The "conscience" debate is taking place in the larger context of the abortion fight--and the under-the-radar wish of some right-to-life groups to ban not only abortion but contraception as well. The state's best-known anti-abortion group, Wisconsin Right to Life, officially takes no position on contraception, although it's pretty clear where their stand would be if they took one. A more virulently wingnutty anti-abortion group (and to be more virulently wingnutty than Wisconsin Right to Life takes some effort), Pro-Life Wisconsin, came out of the closet this week and admitted that it's opposed to contraception, too--at least of the chemical variety. (They've taken no position on rubbers or the rhythm method. Yet.) They'll probably be unsuccessful in getting contraception banned entirely, but they will certainly work to make it difficult to get wherever possible--by forbidding student health services at state universities to prescribe contraception, for example.

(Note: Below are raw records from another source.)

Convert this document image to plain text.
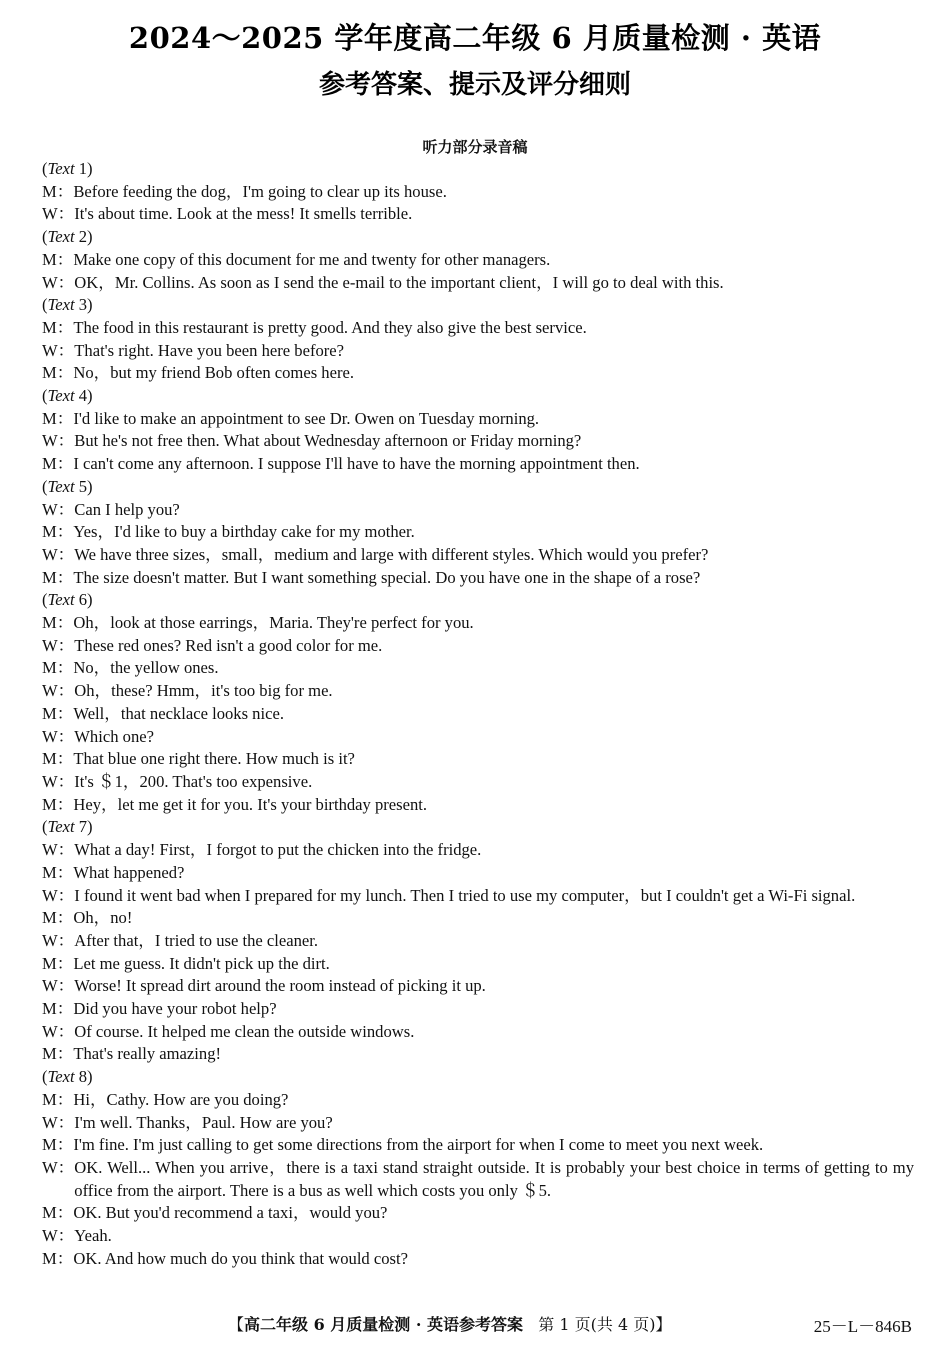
2024～2025 学年度高二年级 6 月质量检测 · 英语
参考答案、提示及评分细则
听力部分录音稿
(Text 1)
M： Before feeding the dog，I'm going to clear up its house.
W： It's about time. Look at the mess! It smells terrible.
(Text 2)
M： Make one copy of this document for me and twenty for other managers.
W： OK，Mr. Collins. As soon as I send the e-mail to the important client，I will go to deal with this.
(Text 3)
M： The food in this restaurant is pretty good. And they also give the best service.
W： That's right. Have you been here before?
M： No，but my friend Bob often comes here.
(Text 4)
M： I'd like to make an appointment to see Dr. Owen on Tuesday morning.
W： But he's not free then. What about Wednesday afternoon or Friday morning?
M： I can't come any afternoon. I suppose I'll have to have the morning appointment then.
(Text 5)
W： Can I help you?
M： Yes，I'd like to buy a birthday cake for my mother.
W： We have three sizes，small，medium and large with different styles. Which would you prefer?
M： The size doesn't matter. But I want something special. Do you have one in the shape of a rose?
(Text 6)
M： Oh，look at those earrings，Maria. They're perfect for you.
W： These red ones? Red isn't a good color for me.
M： No，the yellow ones.
W： Oh，these? Hmm，it's too big for me.
M： Well，that necklace looks nice.
W： Which one?
M： That blue one right there. How much is it?
W： It's ＄1，200. That's too expensive.
M： Hey，let me get it for you. It's your birthday present.
(Text 7)
W： What a day! First，I forgot to put the chicken into the fridge.
M： What happened?
W： I found it went bad when I prepared for my lunch. Then I tried to use my computer，but I couldn't get a Wi-Fi signal.
M： Oh，no!
W： After that，I tried to use the cleaner.
M： Let me guess. It didn't pick up the dirt.
W： Worse! It spread dirt around the room instead of picking it up.
M： Did you have your robot help?
W： Of course. It helped me clean the outside windows.
M： That's really amazing!
(Text 8)
M： Hi，Cathy. How are you doing?
W： I'm well. Thanks，Paul. How are you?
M： I'm fine. I'm just calling to get some directions from the airport for when I come to meet you next week.
W： OK. Well... When you arrive，there is a taxi stand straight outside. It is probably your best choice in terms of getting to my office from the airport. There is a bus as well which costs you only ＄5.
M： OK. But you'd recommend a taxi，would you?
W： Yeah.
M： OK. And how much do you think that would cost?
【高二年级 6 月质量检测 · 英语参考答案 第 1 页(共 4 页)】	25－L－846B
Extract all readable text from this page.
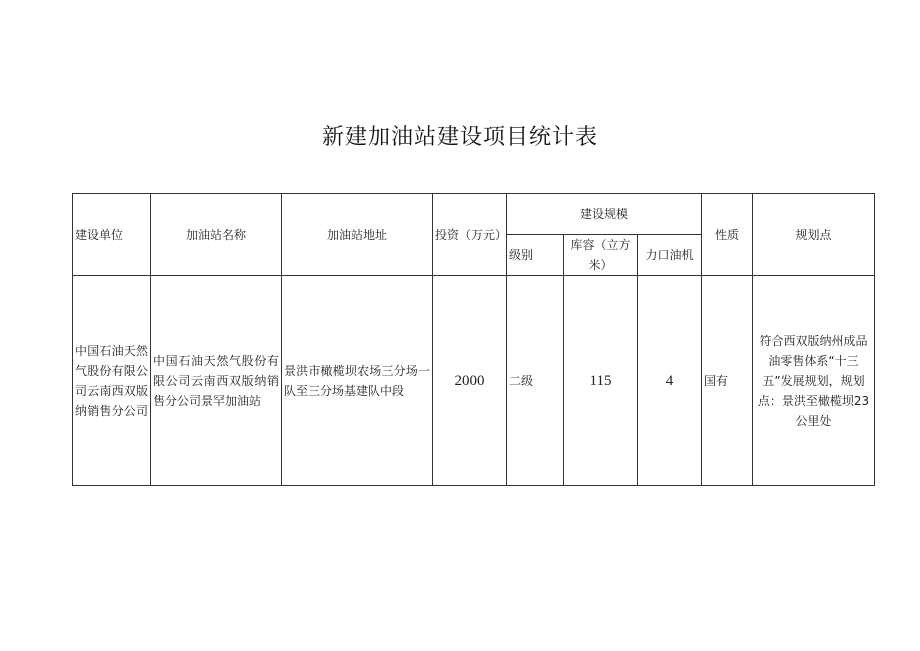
新建加油站建设项目统计表
建设单位	加油站名称	加油站地址	投资（万元）	建设规模			性质	规划点
				级别	库容（立方米）	力口油机		
中国石油天然气股份有限公司云南西双版纳销售分公司	中国石油天然气股份有限公司云南西双版纳销售分公司景罕加油站	景洪市橄榄坝农场三分场一队至三分场基建队中段	2000	二级	115	4	国有	符合西双版纳州成品油零售体系“十三五”发展规划，规划点：景洪至橄榄坝23公里处
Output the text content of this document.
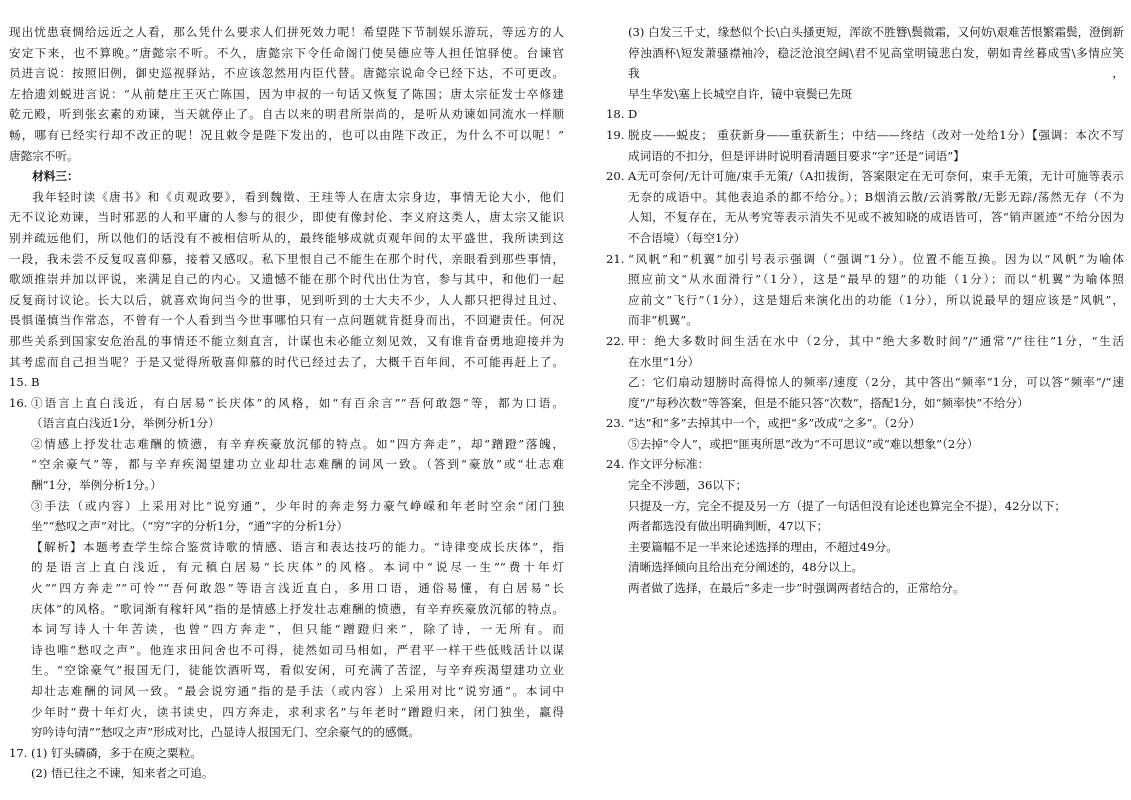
现出忧患衰惆给远近之人看，那么凭什么要求人们拼死效力呢！希望陛下节制娱乐游玩，等远方的人

安定下来，也不算晚。”唐懿宗不听。不久，唐懿宗下令任命阁门使吴德应等人担任馆驿使。台谏官

员进言说：按照旧例，御史巡视驿站，不应该忽然用内臣代替。唐懿宗说命令已经下达，不可更改。

左拾遗刘蜕进言说：“从前楚庄王灭亡陈国，因为申叔的一句话又恢复了陈国；唐太宗征发士卒修建

乾元殿，听到张玄素的劝谏，当天就停止了。自古以来的明君所崇尚的，是听从劝谏如同流水一样顺

畅，哪有已经实行却不改正的呢！况且敕令是陛下发出的，也可以由陛下改正，为什么不可以呢！”

唐懿宗不听。

材料三：

我年轻时读《唐书》和《贞观政要》，看到魏徵、王珪等人在唐太宗身边，事情无论大小，他们

无不议论劝谏，当时邪恶的人和平庸的人参与的很少，即使有像封伦、李义府这类人，唐太宗又能识

别并疏远他们，所以他们的话没有不被相信听从的，最终能够成就贞观年间的太平盛世，我所读到这

一段，我未尝不反复叹喜仰慕，接着又感叹。私下里恨自己不能生在那个时代，亲眼看到那些事情，

歌颂推崇并加以评说，来满足自己的内心。又遗憾不能在那个时代出仕为官，参与其中，和他们一起

反复商讨议论。长大以后，就喜欢询问当今的世事，见到听到的士大夫不少，人人都只把得过且过、

畏惧谨慎当作常态，不曾有一个人看到当今世事哪怕只有一点问题就肯挺身而出，不回避责任。何况

那些关系到国家安危治乱的事情还不能立刻直言，计谋也未必能立刻见效，又有谁肯奋勇地迎接并为

其考虑而自己担当呢？于是又觉得所敬喜仰慕的时代已经过去了，大概千百年间，不可能再赶上了。

15. B

16. ①语言上直白浅近，有白居易“长庆体”的风格，如“有百余言”“吾何敢怨”等，都为口语。

（语言直白浅近1分，举例分析1分）

②情感上抒发壮志难酬的愤懑，有辛弃疾豪放沉郁的特点。如“四方奔走”，却“蹭蹬”落魄，

“空余豪气”等，都与辛弃疾渴望建功立业却壮志难酬的词风一致。（答到“豪放”或“壮志难

酬”1分，举例分析1分。）

③手法（或内容）上采用对比“说穷通”，少年时的奔走努力豪气峥嵘和年老时空余“闭门独

坐”“愁叹之声”对比。（“穷”字的分析1分，“通”字的分析1分）

【解析】本题考查学生综合鉴赏诗歌的情感、语言和表达技巧的能力。“诗律变成长庆体”，指

的是语言上直白浅近，有元稹白居易“长庆体”的风格。本词中“说尽一生”“费十年灯

火”“四方奔走”“可怜”“吾何敢怨”等语言浅近直白，多用口语，通俗易懂，有白居易“长

庆体”的风格。“歌词渐有稼轩风”指的是情感上抒发壮志难酬的愤懑，有辛弃疾豪放沉郁的特点。

本词写诗人十年苦读，也曾“四方奔走”，但只能“蹭蹬归来”，除了诗，一无所有。而

诗也唯“愁叹之声”。他连求田问舍也不可得，徒然如司马相如，严君平一样干些低贱活计以谋

生。“空馀豪气”报国无门，徒能饮酒听骂，看似安闲，可充满了苦涩，与辛弃疾渴望建功立业

却壮志难酬的词风一致。“最会说穷通”指的是手法（或内容）上采用对比“说穷通”。本词中

少年时“费十年灯火，读书读史，四方奔走，求利求名”与年老时“蹭蹬归来，闭门独坐，赢得

穷吟诗句清”“愁叹之声”形成对比，凸显诗人报国无门、空余豪气的的感慨。

17. (1) 钉头磷磷，多于在庾之粟粒。

(2) 悟已往之不谏，知来者之可追。

(3) 白发三千丈，缘愁似个长\白头搔更短，浑欲不胜簪\鬓微霜，又何妨\艰难苦恨繁霜鬓，澄倒新

停浊酒杯\短发萧骚襟袖冷，稳泛沧浪空阔\君不见高堂明镜悲白发，朝如青丝暮成雪\多情应笑我，

早生华发\塞上长城空自许，镜中衰鬓已先斑

18. D

19. 脱皮——蜕皮； 重获新身——重获新生；中结——终结（改对一处给1分）【强调：本次不写

成词语的不扣分，但是评讲时说明看清题目要求“字”还是“词语”】

20. A无可奈何/无计可施/束手无策/（A扣拔街，答案限定在无可奈何，束手无策，无计可施等表示

无奈的成语中。其他表追杀的都不给分。）；B烟消云散/云消雾散/无影无踪/荡然无存（不为

人知，不复存在，无从考究等表示消失不见或不被知晓的成语皆可，答“销声匿迹”不给分因为

不合语境）（每空1分）

21. “风帆”和“机翼”加引号表示强调（“强调”1分）。位置不能互换。因为以“风帆”为喻体

照应前文“从水面滑行”（1分），这是“最早的翅”的功能（1分）；而以“机翼”为喻体照

应前文“飞行”（1分），这是翅后来演化出的功能（1分），所以说最早的翅应该是“风帆”，

而非“机翼”。

22. 甲：绝大多数时间生活在水中（2分，其中“绝大多数时间”/“通常”/“往往”1分，“生活

在水里”1分）

乙：它们扇动翅膀时高得惊人的频率/速度（2分，其中答出“频率”1分，可以答“频率”/“速

度”/“每秒次数”等答案，但是不能只答“次数”，搭配1分，如“频率快”不给分）

23. “达”和“多”去掉其中一个，或把“多”改成“之多”。（2分）

⑤去掉“令人”，或把“匪夷所思”改为“不可思议”或“难以想象”（2分）

24. 作文评分标准：

完全不涉题，36以下；

只提及一方，完全不提及另一方（提了一句话但没有论述也算完全不提），42分以下；

两者都选没有做出明确判断，47以下；

主要篇幅不足一半来论述选择的理由，不超过49分。

清晰选择倾向且给出充分阐述的，48分以上。

两者做了选择，在最后“多走一步”时强调两者结合的，正常给分。
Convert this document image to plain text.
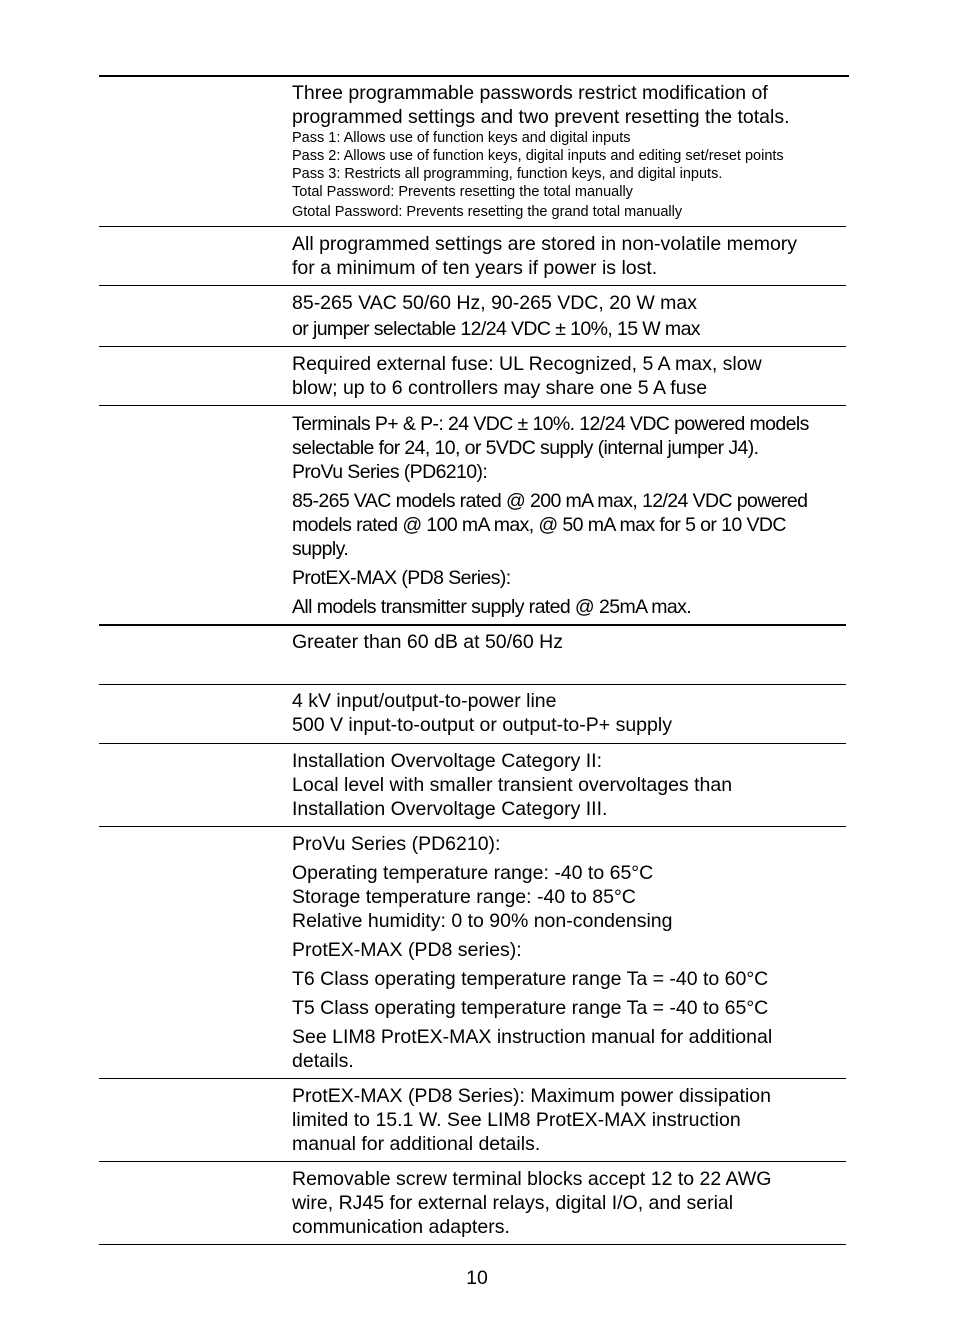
Three programmable passwords restrict modification of
programmed settings and two prevent resetting the totals.
Pass 1: Allows use of function keys and digital inputs
Pass 2: Allows use of function keys, digital inputs and editing set/reset points
Pass 3: Restricts all programming, function keys, and digital inputs.
Total Password: Prevents resetting the total manually
Gtotal Password: Prevents resetting the grand total manually
All programmed settings are stored in non-volatile memory
for a minimum of ten years if power is lost.
85-265 VAC 50/60 Hz, 90-265 VDC, 20 W max
or jumper selectable 12/24 VDC ± 10%, 15 W max
Required external fuse: UL Recognized, 5 A max, slow
blow; up to 6 controllers may share one 5 A fuse
Terminals P+ & P-: 24 VDC ± 10%. 12/24 VDC powered models
selectable for 24, 10, or 5VDC supply (internal jumper J4).
ProVu Series (PD6210):
85-265 VAC models rated @ 200 mA max, 12/24 VDC powered
models rated @ 100 mA max, @ 50 mA max for 5 or 10 VDC
supply.
ProtEX-MAX (PD8 Series):
All models transmitter supply rated @ 25mA max.
Greater than 60 dB at 50/60 Hz
4 kV input/output-to-power line
500 V input-to-output or output-to-P+ supply
Installation Overvoltage Category II:
Local level with smaller transient overvoltages than
Installation Overvoltage Category III.
ProVu Series (PD6210):
Operating temperature range: -40 to 65°C
Storage temperature range: -40 to 85°C
Relative humidity: 0 to 90% non-condensing
ProtEX-MAX (PD8 series):
T6 Class operating temperature range Ta = -40 to 60°C
T5 Class operating temperature range Ta = -40 to 65°C
See LIM8 ProtEX-MAX instruction manual for additional
details.
ProtEX-MAX (PD8 Series): Maximum power dissipation
limited to 15.1 W. See LIM8 ProtEX-MAX instruction
manual for additional details.
Removable screw terminal blocks accept 12 to 22 AWG
wire, RJ45 for external relays, digital I/O, and serial
communication adapters.
10
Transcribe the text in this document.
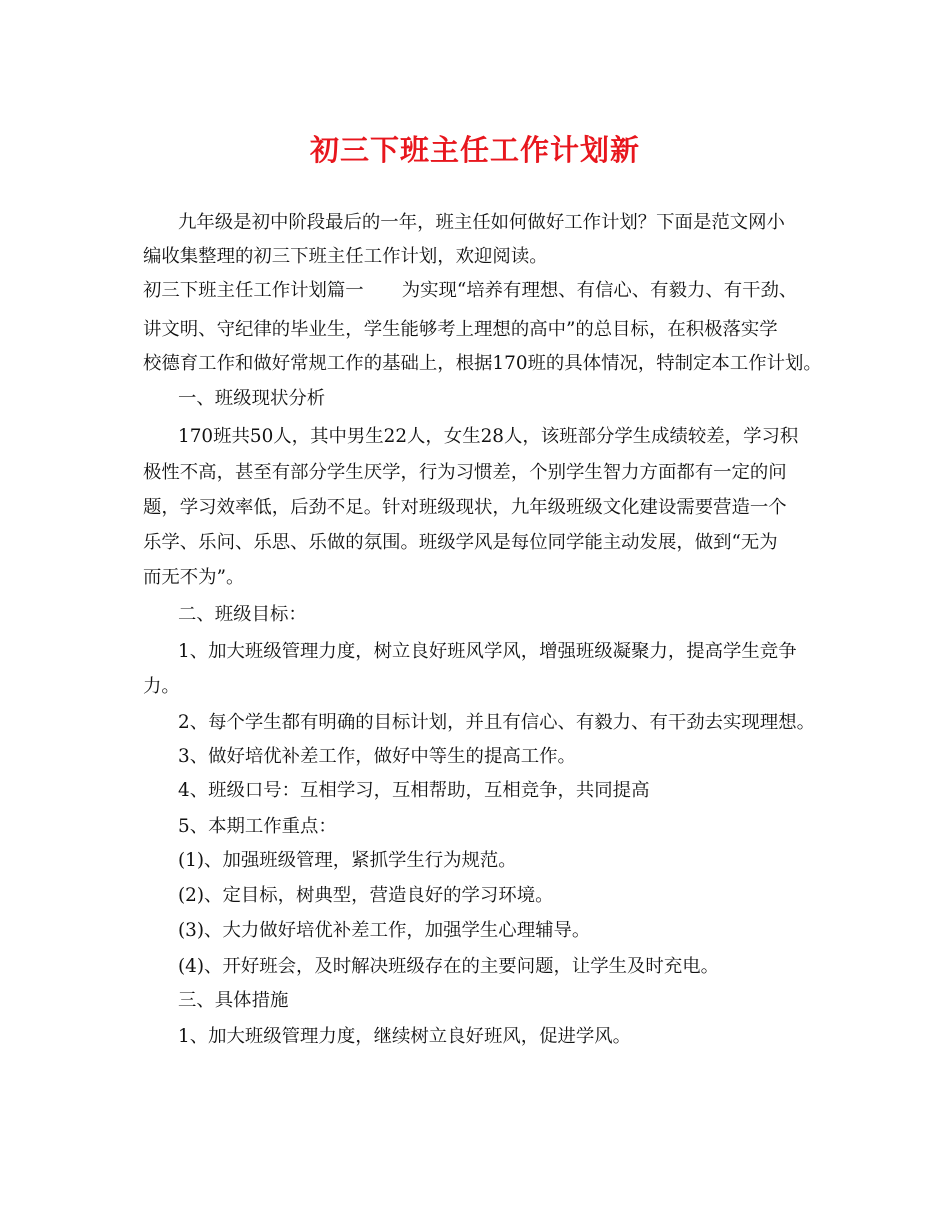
初三下班主任工作计划新
九年级是初中阶段最后的一年，班主任如何做好工作计划？下面是范文网小
编收集整理的初三下班主任工作计划，欢迎阅读。
初三下班主任工作计划篇一 为实现“培养有理想、有信心、有毅力、有干劲、
讲文明、守纪律的毕业生，学生能够考上理想的高中”的总目标，在积极落实学
校德育工作和做好常规工作的基础上，根据170班的具体情况，特制定本工作计划。
一、班级现状分析
170班共50人，其中男生22人，女生28人，该班部分学生成绩较差，学习积
极性不高，甚至有部分学生厌学，行为习惯差，个别学生智力方面都有一定的问
题，学习效率低，后劲不足。针对班级现状，九年级班级文化建设需要营造一个
乐学、乐问、乐思、乐做的氛围。班级学风是每位同学能主动发展，做到“无为
而无不为”。
二、班级目标：
1、加大班级管理力度，树立良好班风学风，增强班级凝聚力，提高学生竞争
力。
2、每个学生都有明确的目标计划，并且有信心、有毅力、有干劲去实现理想。
3、做好培优补差工作，做好中等生的提高工作。
4、班级口号：互相学习，互相帮助，互相竞争，共同提高
5、本期工作重点：
(1)、加强班级管理，紧抓学生行为规范。
(2)、定目标，树典型，营造良好的学习环境。
(3)、大力做好培优补差工作，加强学生心理辅导。
(4)、开好班会，及时解决班级存在的主要问题，让学生及时充电。
三、具体措施
1、加大班级管理力度，继续树立良好班风，促进学风。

Behold the selfishness of moral absolutes--then extend it to its logical limits. If a pharmacist can refuse to fill a prescriptions with which he has some sort of moral quarrel, where will it end? Can he refuse to fill a prescription for an anti-AIDS drug if he thinks the disease is God's punishment of homosexuals? Can the pharmacy manager refuse to sell hair color if she thinks coloring your hair is dishonest? If the mechanic at my local auto repair shop thinks your SUV gets an insufficient number of miles per gallon, what's to stop him from refusing to work on it? If the clerk at my neighborhood convenience store is a vegetarian, what's to stop her from refusing to sell me a roller dog?

There are some universal absolutes in this country--they're in the Bill of Rights. What's not there is the absolute right to conform to your own moral code no matter what, even when that code infringes on the right of others to conform to their own moral code. Is that moral relativism? On the contrary--it's the only way our country has lasted this long, and if we abandon that social contract in favor of legislating morality by majority rule, we won't last much longer.

Truth in Labeling:
At last, our local reactionary rag, the Wisconsin State Journal, tells it like it is. Their headline this morning over the story of Bolton's appointment: "Bush Tells UN, World to Buzz Off."